Ces deux principes normatifs sont, pour Rawls, les suivants :
1 - « Chaque personne doit avoir un droit égal au système total le plus étendu de libertés de bases égales pour tous, compatible avec un même système pour tous », principe qui est prioritaire lexicalement par rapport au suivant, à savoir que
2 - « les inégalités sociales et économiques doivent être telles qu'elles soient
2a. au plus grand bénéfice des plus désavantagés » (principe de différence) et que
2b. le principe d'une juste égalité des chances ait été respecté.
Il n'en demeure pas moins, malgré toutes ces différences d'ambition, de rôle et de domaine, que le projet se veut kantien. Tout d'abord, il s'agit, à la différence de l'utilitarisme, d'une théorie « déontologique » de la justice qui affirme, comme Kant, la priorité du juste sur le bien et celle de l'autonomie individuelle sur le bien-être. En effet, la caractéristique principale des utilitaristes comme Bentham et Mill, tout comme de leurs émules contemporains, les économistes de « préférences révélées » (Paul Samuelson), est d'avoir confondu l'efficacité (au sens du Pareto et la justice). Par composition des utilités individuelles, on arriverait à calculer l'utilité totale et à estimer alors si une situation est juste. Une telle doctrine ignore l'importance des aspects distributifs de la justice, à côté de ses aspects agrégatifs, parce qu'elle ignore la réalité de la personne et de ses droits. Rawls va donc montrer que le « principe d'efficacité ne peut être utilisé tout seul comme conception de la justice ». La même erreur avait été commise, selon Kant, par les moralistes de l'Antiquité, les conduisant à une doctrine idéologique, c'est-à-dire où le bonheur exerce sa tyrannie de l'extérieur de la liberté humaine, avec pour conséquence l''hétéronomie. Au contraire, pour Rawls comme pour Kant, c'est l'autonomie de toute personne vis-à-vis des impératifs du bien-être qui doit être protégée par la justice.

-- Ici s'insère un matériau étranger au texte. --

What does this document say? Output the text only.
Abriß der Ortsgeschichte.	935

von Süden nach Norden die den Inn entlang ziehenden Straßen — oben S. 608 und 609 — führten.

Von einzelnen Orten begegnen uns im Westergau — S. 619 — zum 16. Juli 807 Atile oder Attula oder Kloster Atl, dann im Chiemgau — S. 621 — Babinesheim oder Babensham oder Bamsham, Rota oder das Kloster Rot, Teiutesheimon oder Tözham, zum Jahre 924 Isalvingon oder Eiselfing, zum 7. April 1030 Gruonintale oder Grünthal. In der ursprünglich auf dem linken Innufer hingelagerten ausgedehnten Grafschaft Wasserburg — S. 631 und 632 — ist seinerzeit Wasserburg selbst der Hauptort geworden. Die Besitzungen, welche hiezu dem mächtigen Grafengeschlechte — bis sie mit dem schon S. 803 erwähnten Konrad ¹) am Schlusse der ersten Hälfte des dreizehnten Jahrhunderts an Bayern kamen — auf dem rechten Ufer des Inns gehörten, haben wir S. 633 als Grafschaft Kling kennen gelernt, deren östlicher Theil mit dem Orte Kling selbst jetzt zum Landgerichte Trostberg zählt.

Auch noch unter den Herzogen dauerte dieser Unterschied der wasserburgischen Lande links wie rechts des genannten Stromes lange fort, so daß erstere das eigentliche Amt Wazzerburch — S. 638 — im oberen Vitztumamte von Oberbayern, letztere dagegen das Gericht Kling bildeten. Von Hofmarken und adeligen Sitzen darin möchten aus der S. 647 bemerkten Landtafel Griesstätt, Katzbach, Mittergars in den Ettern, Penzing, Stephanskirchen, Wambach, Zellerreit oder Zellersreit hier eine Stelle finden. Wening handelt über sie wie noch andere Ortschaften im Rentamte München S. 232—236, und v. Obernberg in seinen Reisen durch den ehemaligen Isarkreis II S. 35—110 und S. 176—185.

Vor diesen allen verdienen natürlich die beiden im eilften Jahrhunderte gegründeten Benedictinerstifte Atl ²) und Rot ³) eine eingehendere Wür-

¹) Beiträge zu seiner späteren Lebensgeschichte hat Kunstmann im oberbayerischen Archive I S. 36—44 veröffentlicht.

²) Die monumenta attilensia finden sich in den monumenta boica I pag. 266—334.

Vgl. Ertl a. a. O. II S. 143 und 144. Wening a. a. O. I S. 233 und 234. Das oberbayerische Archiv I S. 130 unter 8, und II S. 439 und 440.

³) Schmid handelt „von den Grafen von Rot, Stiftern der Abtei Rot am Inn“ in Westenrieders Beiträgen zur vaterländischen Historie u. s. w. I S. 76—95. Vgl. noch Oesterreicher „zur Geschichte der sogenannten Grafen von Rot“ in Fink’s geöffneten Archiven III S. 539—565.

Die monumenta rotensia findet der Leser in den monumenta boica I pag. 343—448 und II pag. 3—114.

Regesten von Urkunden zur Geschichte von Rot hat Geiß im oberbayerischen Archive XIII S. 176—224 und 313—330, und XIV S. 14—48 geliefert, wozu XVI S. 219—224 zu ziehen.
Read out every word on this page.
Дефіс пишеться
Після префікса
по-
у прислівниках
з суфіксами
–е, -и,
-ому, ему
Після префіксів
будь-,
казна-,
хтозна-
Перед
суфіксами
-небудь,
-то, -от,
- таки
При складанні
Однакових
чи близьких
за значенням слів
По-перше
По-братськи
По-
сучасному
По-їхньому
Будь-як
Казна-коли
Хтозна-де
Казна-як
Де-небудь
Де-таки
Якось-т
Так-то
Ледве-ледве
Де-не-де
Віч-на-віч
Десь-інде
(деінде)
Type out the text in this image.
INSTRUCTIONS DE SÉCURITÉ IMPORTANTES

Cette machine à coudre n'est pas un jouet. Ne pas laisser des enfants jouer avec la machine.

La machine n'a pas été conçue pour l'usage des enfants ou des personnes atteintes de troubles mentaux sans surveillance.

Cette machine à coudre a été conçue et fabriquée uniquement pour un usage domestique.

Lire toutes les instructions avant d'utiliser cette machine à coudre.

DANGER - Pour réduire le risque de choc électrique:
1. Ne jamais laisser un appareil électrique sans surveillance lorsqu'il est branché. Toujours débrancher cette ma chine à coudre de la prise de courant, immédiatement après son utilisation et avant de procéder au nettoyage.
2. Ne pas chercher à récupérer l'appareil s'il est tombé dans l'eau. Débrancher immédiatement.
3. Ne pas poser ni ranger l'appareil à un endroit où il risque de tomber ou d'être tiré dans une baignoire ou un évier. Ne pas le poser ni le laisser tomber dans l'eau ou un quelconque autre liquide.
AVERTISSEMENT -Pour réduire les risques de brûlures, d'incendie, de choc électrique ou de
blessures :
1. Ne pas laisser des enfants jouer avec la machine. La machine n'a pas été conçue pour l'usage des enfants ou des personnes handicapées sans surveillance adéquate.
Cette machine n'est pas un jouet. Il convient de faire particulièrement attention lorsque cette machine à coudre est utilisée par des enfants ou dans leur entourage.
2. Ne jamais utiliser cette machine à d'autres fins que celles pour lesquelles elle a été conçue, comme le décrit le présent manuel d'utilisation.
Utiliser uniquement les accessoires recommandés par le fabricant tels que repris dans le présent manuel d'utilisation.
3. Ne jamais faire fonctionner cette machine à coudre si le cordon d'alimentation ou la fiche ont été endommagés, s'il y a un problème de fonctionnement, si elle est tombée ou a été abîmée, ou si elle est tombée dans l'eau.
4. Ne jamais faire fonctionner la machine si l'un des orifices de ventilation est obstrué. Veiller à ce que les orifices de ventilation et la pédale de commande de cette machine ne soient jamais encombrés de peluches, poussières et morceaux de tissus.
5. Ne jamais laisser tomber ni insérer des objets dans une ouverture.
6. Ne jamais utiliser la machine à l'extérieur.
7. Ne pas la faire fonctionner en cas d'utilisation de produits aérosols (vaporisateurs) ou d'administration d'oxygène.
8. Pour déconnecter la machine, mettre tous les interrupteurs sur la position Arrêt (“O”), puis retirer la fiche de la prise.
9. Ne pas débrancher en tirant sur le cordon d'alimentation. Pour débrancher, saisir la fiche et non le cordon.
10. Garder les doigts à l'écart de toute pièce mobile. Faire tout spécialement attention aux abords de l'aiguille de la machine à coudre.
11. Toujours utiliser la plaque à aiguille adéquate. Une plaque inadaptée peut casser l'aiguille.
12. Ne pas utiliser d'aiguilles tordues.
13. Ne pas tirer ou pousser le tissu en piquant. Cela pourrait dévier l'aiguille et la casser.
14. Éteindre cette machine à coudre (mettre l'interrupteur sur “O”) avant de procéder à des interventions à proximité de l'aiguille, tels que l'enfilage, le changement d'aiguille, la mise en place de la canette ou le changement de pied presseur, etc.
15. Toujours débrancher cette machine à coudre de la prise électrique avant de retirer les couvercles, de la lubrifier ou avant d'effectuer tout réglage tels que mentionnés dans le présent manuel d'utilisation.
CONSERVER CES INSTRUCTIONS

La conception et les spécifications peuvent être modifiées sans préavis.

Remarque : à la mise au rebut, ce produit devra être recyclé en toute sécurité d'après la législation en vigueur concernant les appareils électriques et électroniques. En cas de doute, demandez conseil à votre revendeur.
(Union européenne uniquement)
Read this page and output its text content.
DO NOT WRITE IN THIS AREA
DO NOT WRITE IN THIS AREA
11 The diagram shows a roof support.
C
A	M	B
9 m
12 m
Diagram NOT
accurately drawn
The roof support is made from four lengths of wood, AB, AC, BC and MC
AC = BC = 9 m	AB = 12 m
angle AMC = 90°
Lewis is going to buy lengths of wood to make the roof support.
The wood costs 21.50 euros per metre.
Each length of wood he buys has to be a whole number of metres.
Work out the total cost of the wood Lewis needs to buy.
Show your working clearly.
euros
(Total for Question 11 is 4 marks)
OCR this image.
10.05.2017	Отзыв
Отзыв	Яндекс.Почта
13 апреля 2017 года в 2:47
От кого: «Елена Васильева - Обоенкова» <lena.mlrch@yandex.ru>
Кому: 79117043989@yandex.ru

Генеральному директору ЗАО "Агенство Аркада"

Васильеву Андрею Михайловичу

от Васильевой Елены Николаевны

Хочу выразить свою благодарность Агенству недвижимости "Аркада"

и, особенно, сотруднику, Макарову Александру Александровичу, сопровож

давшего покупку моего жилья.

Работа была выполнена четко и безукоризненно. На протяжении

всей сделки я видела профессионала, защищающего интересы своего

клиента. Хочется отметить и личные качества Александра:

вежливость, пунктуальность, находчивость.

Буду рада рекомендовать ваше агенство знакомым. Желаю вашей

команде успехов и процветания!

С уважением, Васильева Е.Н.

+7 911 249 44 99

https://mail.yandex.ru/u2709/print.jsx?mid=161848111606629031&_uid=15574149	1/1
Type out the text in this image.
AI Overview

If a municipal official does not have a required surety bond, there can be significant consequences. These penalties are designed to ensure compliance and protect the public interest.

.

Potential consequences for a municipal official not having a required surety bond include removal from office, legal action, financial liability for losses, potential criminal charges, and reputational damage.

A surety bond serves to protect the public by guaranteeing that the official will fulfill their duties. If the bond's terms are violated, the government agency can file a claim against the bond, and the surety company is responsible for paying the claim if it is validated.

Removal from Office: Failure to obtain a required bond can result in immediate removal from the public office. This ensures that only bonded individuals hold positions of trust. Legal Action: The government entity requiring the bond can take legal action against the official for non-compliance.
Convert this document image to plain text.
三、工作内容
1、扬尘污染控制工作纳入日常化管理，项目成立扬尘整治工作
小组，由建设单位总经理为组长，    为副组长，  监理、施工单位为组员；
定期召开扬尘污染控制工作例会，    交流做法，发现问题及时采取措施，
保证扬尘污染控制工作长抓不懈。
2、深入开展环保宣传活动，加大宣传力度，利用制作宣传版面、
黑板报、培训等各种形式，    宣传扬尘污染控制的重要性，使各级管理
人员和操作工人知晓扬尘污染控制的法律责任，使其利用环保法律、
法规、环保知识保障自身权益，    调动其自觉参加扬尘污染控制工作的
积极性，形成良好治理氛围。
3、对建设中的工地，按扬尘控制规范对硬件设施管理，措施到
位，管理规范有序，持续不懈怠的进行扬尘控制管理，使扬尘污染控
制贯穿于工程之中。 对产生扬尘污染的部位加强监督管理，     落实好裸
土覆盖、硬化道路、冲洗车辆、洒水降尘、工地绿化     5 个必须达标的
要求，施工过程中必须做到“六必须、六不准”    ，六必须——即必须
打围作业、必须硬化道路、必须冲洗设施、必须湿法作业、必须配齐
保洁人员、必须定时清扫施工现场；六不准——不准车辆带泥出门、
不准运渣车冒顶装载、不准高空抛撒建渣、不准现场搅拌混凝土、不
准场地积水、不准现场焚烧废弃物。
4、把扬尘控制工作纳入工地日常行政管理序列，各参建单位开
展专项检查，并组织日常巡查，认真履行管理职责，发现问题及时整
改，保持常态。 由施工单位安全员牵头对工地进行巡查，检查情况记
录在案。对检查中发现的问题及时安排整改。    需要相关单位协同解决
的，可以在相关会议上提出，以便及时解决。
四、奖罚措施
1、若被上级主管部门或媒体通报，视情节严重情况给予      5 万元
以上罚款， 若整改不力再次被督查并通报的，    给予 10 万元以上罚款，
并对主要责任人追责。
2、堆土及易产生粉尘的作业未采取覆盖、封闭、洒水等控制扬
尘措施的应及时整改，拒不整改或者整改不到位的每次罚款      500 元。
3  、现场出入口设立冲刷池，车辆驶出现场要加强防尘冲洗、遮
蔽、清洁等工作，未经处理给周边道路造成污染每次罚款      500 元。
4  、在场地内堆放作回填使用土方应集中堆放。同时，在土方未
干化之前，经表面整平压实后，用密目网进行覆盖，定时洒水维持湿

Mais, en faisant appel à la tradition du contrat social, à Rousseau et à Kant, Rawls va beaucoup plus loin qu'une simple application politique de l'idéal d'autonomie à la protection des droits. C'est sa méthode de justification des principes de justice, sa démarche elle-même, qui sont déterminées de l'intérieur par l'idéal d'autonomie. Les principes de justice, dit Rawls, sont « les principes mêmes que des personnes libres et rationnelles, désireuses de favoriser leurs propres intérêts, et placées dans une position initiale d'égalité, accepteraient et qui, selon elles, définiraient les termes fondamentaux de leur association ». Une théorie contractualiste et « constructiviste » de la justice ne suppose aucun concept du juste antérieur au contrat social et à la procédure de construction des principes de justice. Elle est donc profondément inspirée par l'antiréalisme de la « révolution copernicienne » de Kant. En d'autres termes, il n'y a pas de justice « en soi » distincte de notre idée de la justice telle que la procédure de sélection et de choix des principes nous la découvre. Encore faut-il que cette procédure soit correctement construite pour que le résultat en soit équitable. Il serait trop long d'expliquer ici l'ensemble de l'argumentation de la célèbre « position originelle » de Rawls qui constitue un des aspects les plus célèbres et les plus passionnants de son livre. Le point central en est l'hypothèse du « voile d'ignorance ». Nous devons « construire » nos principes de justice dans une situation contractuelle hypothétique, la « position » originelle », sans avoir accès aux informations habituelles concernant notre situation particulière, nos talents, etc., c'est-à-dire à tout ce qui relève des contingences naturelles et sociales. C'est cette condition, essentiellement, qui garantit l'équité de notre choix. L'équité des conditions du choix se transmettant au résultat même de choix, c'est la seule démarche possible pour avoir accès à la justice si nous posons que l'existence d'une « justice en soi », extérieure et antérieure à notre choix, serait incompatible avec notre autonomie de citoyen. Nous choisissons les principes de justice en adoptant, en quelque sorte, dit Rawls, le point de vue du sujet nouménal.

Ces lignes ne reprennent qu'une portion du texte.